April 17, 2016
To say that I am obsessive about the subject of productivity in the workplace is an understatement. It is integral to much of the subject matter I write about, including the core theme contained in my book Don’t Worry About The Rent. Whilst undertaking research, it was important for me to get to the bottom of the decision making processes that many businesses go through when choosing office space. I was well aware of the predisposition for the commercial real estate industry to ask questions around size, cost and location, but I was particularly interested in what other issues might rise to the surface and become “top of mind” for management to consider around office choice. Predictably, I found that tenant surveys, including those undertaken by Colliers International confirmed that the two major issues management would consider were size and cost.
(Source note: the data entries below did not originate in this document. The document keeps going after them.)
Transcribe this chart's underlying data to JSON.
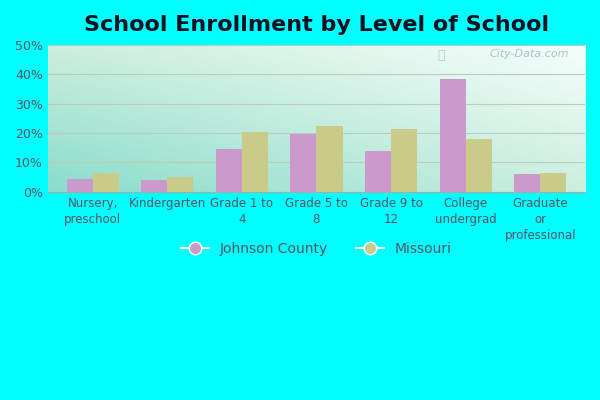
{
  "title": "School Enrollment by Level of School",
  "categories": [
    "Nursery,\npreschool",
    "Kindergarten",
    "Grade 1 to\n4",
    "Grade 5 to\n8",
    "Grade 9 to\n12",
    "College\nundergrad",
    "Graduate\nor\nprofessional"
  ],
  "johnson_county": [
    4.5,
    4.0,
    14.5,
    19.5,
    14.0,
    38.5,
    6.0
  ],
  "missouri": [
    6.5,
    5.0,
    20.5,
    22.5,
    21.5,
    18.0,
    6.5
  ],
  "johnson_color": "#cc99cc",
  "missouri_color": "#c8cc88",
  "background_outer": "#00ffff",
  "ylim": [
    0,
    50
  ],
  "yticks": [
    0,
    10,
    20,
    30,
    40,
    50
  ],
  "legend_labels": [
    "Johnson County",
    "Missouri"
  ],
  "bar_width": 0.35,
  "title_fontsize": 16,
  "tick_fontsize": 9,
  "legend_fontsize": 10,
  "grid_color": "#ccddcc",
  "watermark": "City-Data.com",
  "text_color": "#555566"
}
The next biggest issue however was a surprise and it related to concerns around commuting.
With this discovery, the very first question that entered my head was; “how do transport options and office location affect staff productivity?” Fortunately, I was previously involved in research around this very issue, though with a particular bias associated with planning regimes and development outcomes comparing urban infill to development on the fringes. This research suggested a 6% productivity gain was available when people participated in active travel modes (defined as thirty minutes of walking or cycling per day). The main reason for this productivity improvement was due to a reduction in obesity and health risks for those undertaking “active” commuting. Active travel is of course enabled by making use of effective and efficient public transport systems, but what’s really interesting is that that workplace productivity improvements as little as 6-10 percent may be sufficient to completely offset office rental costs.
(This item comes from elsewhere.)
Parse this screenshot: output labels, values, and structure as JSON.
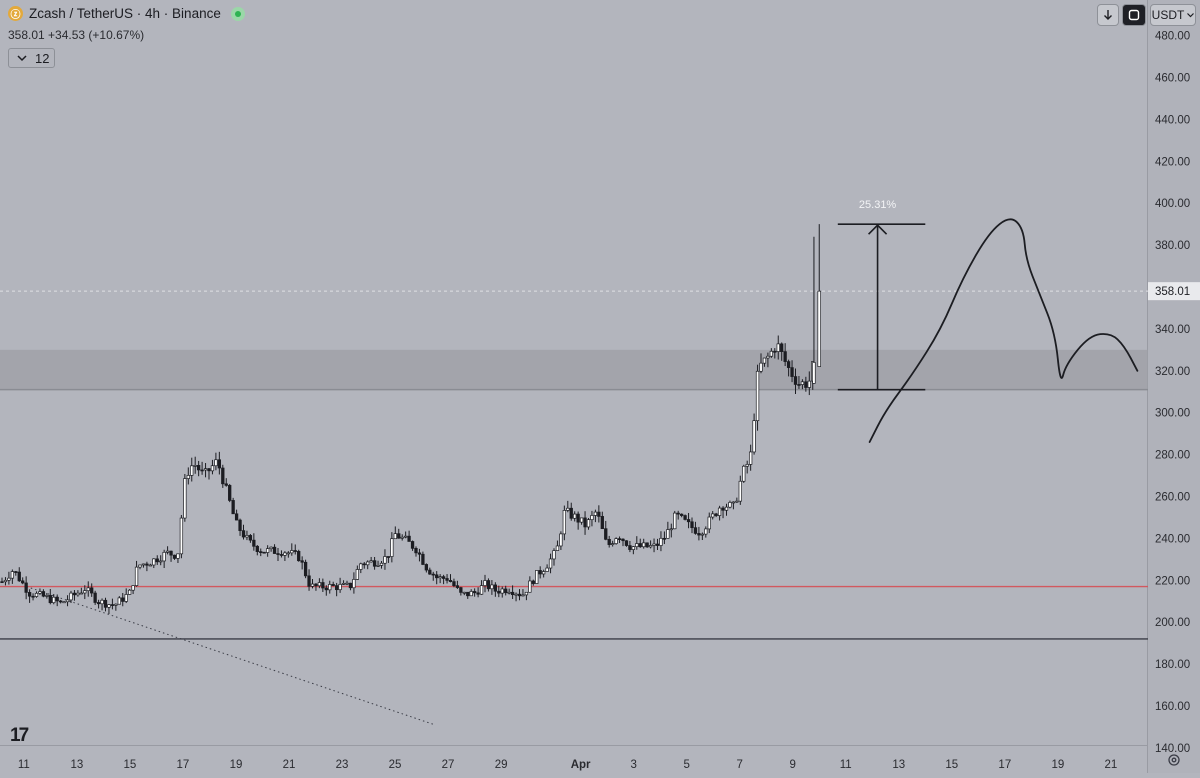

It is well documented that there are a variety of influences on staff productivity, from healthy environments to workplace culture and happiness, but the ability for staff to find time to think, relax and recover is often overlooked. Increasingly there are also multiple opportunities for staff to take advantage of the use of FREE Wi-Fi services on public transport systems. Whether this is to undertake additional work or catch-up on emails or perhaps even to take advantage of their commute to find some downtime. This could be achieved by making use of the multitude of recreational and entertainment apps that are now widely available on almost any smart phone, tablet or mobile computer.
A productive commute
A productive commute could be as simple as the ability to read a book, have a nap, get some incidental exercise through participating in active transport, or catch-up on emails and phone calls. All of which could in some way improve either personal or professional productivity.
My advice to all businesses that are thinking about their next office choice, is that the conversation around location needs to be a strategic one. Once you have determined a short list of options, you should then seriously consider the opportunities associated with increasing staff productivity via either “active”, “restful” or in some ways “gratifying” use of public transport. To do this, you will need to consider the following issues; –
- Ensure the location of your office is nearby multiple public transport modes and consider whether their frequency of service will meet the needs of your staff
- Prioritise “end of trip” facilities for use by cyclists in your office
- Enable your staff’s mobility through the effective use of their mobile devices
So, forget about cars and non-essential car-parking, as this should only be required for “on the road” salespeople or pool cars. Concentrate instead on how you can encourage staff to participate in cycling, walking and public transport use. The result? Healthier, happier and more productive staff and the associated opportunities for these benefits to contribute to offsetting the costs of your office rent.